そしてこれらETFの多くは、持続可能性に疑問のある銘柄を保有している。
アクティブ・マネージャは、企業の経営陣がESG基準を満たしていない場合、新しい情報に迅速に対応し、独立してポジションを売却できる。
さらに熱心なアクティブ・ポートフォリオ・マネージャーによる綿密な調査は、グローバル・ランキング・サービスによって誤ったランク付けをされた企業、またはまったく評価されていない企業を識別することによって、価値を付加することが可能だ。このランキングは企業の情報開示の有無に左右される場合がある。

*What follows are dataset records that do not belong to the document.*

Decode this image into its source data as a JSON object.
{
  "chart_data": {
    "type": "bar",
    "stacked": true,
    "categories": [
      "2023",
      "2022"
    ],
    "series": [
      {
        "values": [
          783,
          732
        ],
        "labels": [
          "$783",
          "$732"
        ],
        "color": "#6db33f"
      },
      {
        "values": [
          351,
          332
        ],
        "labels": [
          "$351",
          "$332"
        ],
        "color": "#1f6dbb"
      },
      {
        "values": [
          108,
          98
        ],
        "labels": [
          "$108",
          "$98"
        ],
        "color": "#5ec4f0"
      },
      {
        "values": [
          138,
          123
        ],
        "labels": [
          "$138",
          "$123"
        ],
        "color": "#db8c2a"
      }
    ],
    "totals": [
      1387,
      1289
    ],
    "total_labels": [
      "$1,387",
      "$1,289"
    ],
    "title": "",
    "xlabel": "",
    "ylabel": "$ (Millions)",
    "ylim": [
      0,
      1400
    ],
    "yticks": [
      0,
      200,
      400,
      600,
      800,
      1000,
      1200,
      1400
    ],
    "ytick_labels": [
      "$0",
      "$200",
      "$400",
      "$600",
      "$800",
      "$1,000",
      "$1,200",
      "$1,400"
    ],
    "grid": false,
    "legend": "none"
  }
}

特に社会面や環境面での情報開示は標準化されていない。多くの企業が持続可能性に関する報告書を作成し始めている。この報告書では企業が共有しようとしているすべての成果に焦点を当て、明らかにその成果を最善の観点から示している。しかし、詳細なデータや目標が欠けている可能性があり、マイナスにな部分は一切省いている。
積極的な経営者は企業の経営陣や取締役会と協働して、「透明性、情報開示、持続可能性の向上」に向けた真の変革を実現することができる。逆に受動的な経営者は他社の経営者との関わりをほとんど、あるいはまったく持たない。前者は取締役会の多様化やジェンダーの平等などの優れたコーポレート・ガバナンス慣行をより重視し、積極的に委任状を議決し、経営陣と協力してこれらの分野における政策と取り組みを改善する。

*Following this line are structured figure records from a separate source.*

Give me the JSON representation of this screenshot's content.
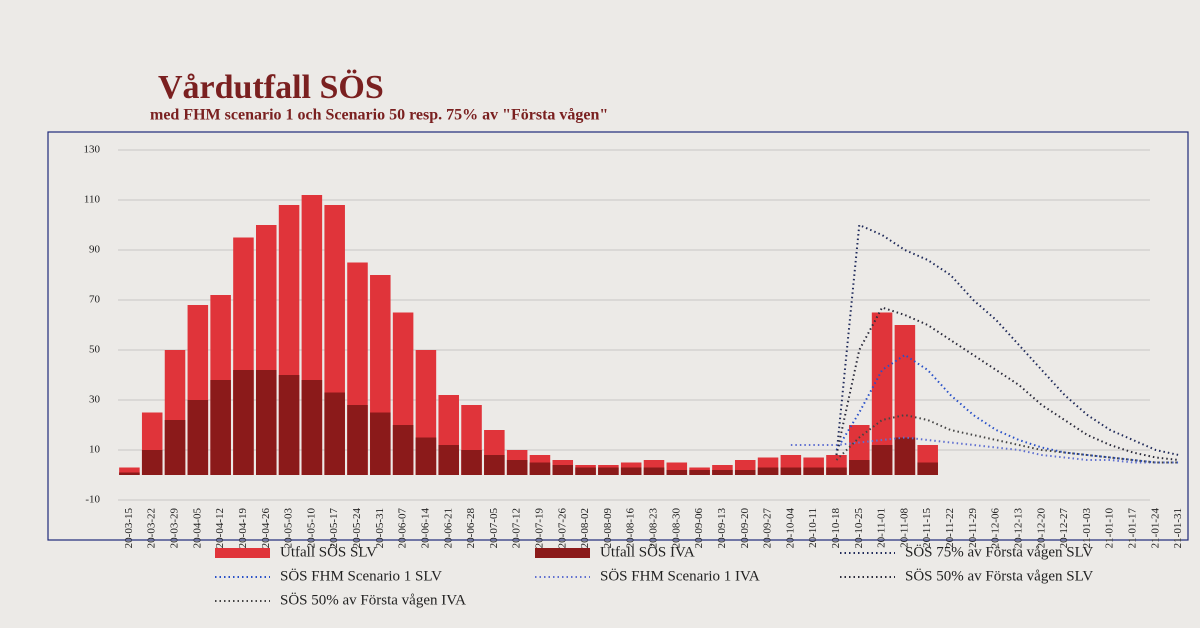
{
  "chart_data": {
    "type": "bar",
    "title": "Vårdutfall SÖS",
    "subtitle": "med FHM scenario 1 och Scenario 50 resp. 75% av \"Första vågen\"",
    "categories": [
      "20-03-15",
      "20-03-22",
      "20-03-29",
      "20-04-05",
      "20-04-12",
      "20-04-19",
      "20-04-26",
      "20-05-03",
      "20-05-10",
      "20-05-17",
      "20-05-24",
      "20-05-31",
      "20-06-07",
      "20-06-14",
      "20-06-21",
      "20-06-28",
      "20-07-05",
      "20-07-12",
      "20-07-19",
      "20-07-26",
      "20-08-02",
      "20-08-09",
      "20-08-16",
      "20-08-23",
      "20-08-30",
      "20-09-06",
      "20-09-13",
      "20-09-20",
      "20-09-27",
      "20-10-04",
      "20-10-11",
      "20-10-18",
      "20-10-25",
      "20-11-01",
      "20-11-08",
      "20-11-15",
      "20-11-22",
      "20-11-29",
      "20-12-06",
      "20-12-13",
      "20-12-20",
      "20-12-27",
      "21-01-03",
      "21-01-10",
      "21-01-17",
      "21-01-24",
      "21-01-31"
    ],
    "ylim": [
      -10,
      130
    ],
    "yticks": [
      -10,
      10,
      30,
      50,
      70,
      90,
      110,
      130
    ],
    "grid": true,
    "series": [
      {
        "name": "Utfall SÖS SLV",
        "kind": "bar",
        "color": "#e0343a",
        "values": [
          3,
          25,
          50,
          68,
          72,
          95,
          100,
          108,
          112,
          108,
          85,
          80,
          65,
          50,
          32,
          28,
          18,
          10,
          8,
          6,
          4,
          4,
          5,
          6,
          5,
          3,
          4,
          6,
          7,
          8,
          7,
          8,
          20,
          65,
          60,
          12,
          null,
          null,
          null,
          null,
          null,
          null,
          null,
          null,
          null,
          null,
          null
        ]
      },
      {
        "name": "Utfall SÖS IVA",
        "kind": "bar",
        "color": "#8b1a1a",
        "values": [
          1,
          10,
          22,
          30,
          38,
          42,
          42,
          40,
          38,
          33,
          28,
          25,
          20,
          15,
          12,
          10,
          8,
          6,
          5,
          4,
          3,
          3,
          3,
          3,
          2,
          2,
          2,
          2,
          3,
          3,
          3,
          3,
          6,
          12,
          15,
          5,
          null,
          null,
          null,
          null,
          null,
          null,
          null,
          null,
          null,
          null,
          null
        ]
      },
      {
        "name": "SÖS  75% av Första vågen SLV",
        "kind": "line",
        "color": "#1f2a5a",
        "values": [
          null,
          null,
          null,
          null,
          null,
          null,
          null,
          null,
          null,
          null,
          null,
          null,
          null,
          null,
          null,
          null,
          null,
          null,
          null,
          null,
          null,
          null,
          null,
          null,
          null,
          null,
          null,
          null,
          null,
          null,
          null,
          8,
          100,
          96,
          90,
          86,
          80,
          70,
          62,
          52,
          42,
          32,
          24,
          18,
          14,
          10,
          8
        ]
      },
      {
        "name": "SÖS FHM Scenario 1 SLV",
        "kind": "line",
        "color": "#2850c8",
        "values": [
          null,
          null,
          null,
          null,
          null,
          null,
          null,
          null,
          null,
          null,
          null,
          null,
          null,
          null,
          null,
          null,
          null,
          null,
          null,
          null,
          null,
          null,
          null,
          null,
          null,
          null,
          null,
          null,
          null,
          null,
          null,
          10,
          25,
          42,
          48,
          42,
          32,
          24,
          18,
          14,
          11,
          9,
          8,
          7,
          6,
          5,
          5
        ]
      },
      {
        "name": "SÖS FHM Scenario 1 IVA",
        "kind": "line",
        "color": "#6070d0",
        "values": [
          null,
          null,
          null,
          null,
          null,
          null,
          null,
          null,
          null,
          null,
          null,
          null,
          null,
          null,
          null,
          null,
          null,
          null,
          null,
          null,
          null,
          null,
          null,
          null,
          null,
          null,
          null,
          null,
          null,
          12,
          12,
          12,
          13,
          14,
          15,
          14,
          13,
          12,
          11,
          10,
          8,
          7,
          6,
          6,
          5,
          5,
          5
        ]
      },
      {
        "name": "SÖS 50% av Första vågen SLV",
        "kind": "line",
        "color": "#2a2a3a",
        "values": [
          null,
          null,
          null,
          null,
          null,
          null,
          null,
          null,
          null,
          null,
          null,
          null,
          null,
          null,
          null,
          null,
          null,
          null,
          null,
          null,
          null,
          null,
          null,
          null,
          null,
          null,
          null,
          null,
          null,
          null,
          null,
          8,
          50,
          67,
          64,
          60,
          54,
          48,
          42,
          36,
          28,
          22,
          16,
          12,
          9,
          7,
          6
        ]
      },
      {
        "name": "SÖS 50% av Första vågen IVA",
        "kind": "line",
        "color": "#444444",
        "values": [
          null,
          null,
          null,
          null,
          null,
          null,
          null,
          null,
          null,
          null,
          null,
          null,
          null,
          null,
          null,
          null,
          null,
          null,
          null,
          null,
          null,
          null,
          null,
          null,
          null,
          null,
          null,
          null,
          null,
          null,
          null,
          6,
          15,
          22,
          24,
          22,
          18,
          16,
          14,
          12,
          10,
          9,
          8,
          7,
          6,
          5,
          5
        ]
      }
    ]
  }
}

Barron's(2019年2月22日)の最近の記事は、コーポレート・ガバナンスの実践を分析することの重要性の例を強調している。クラフト・ハインツ株への投資家は多額の損失を出したが、ニュービーン・アセット・マネジメントはコーポレート・ガバナンス(独立取締役)と環境面での慣行が脆弱だったため、この株を避けた。
ESG要因を統合し、ボトムアップ型の基本的な投資手法を活用することが、投資家にとって長期的な価値を生み出すと確信している。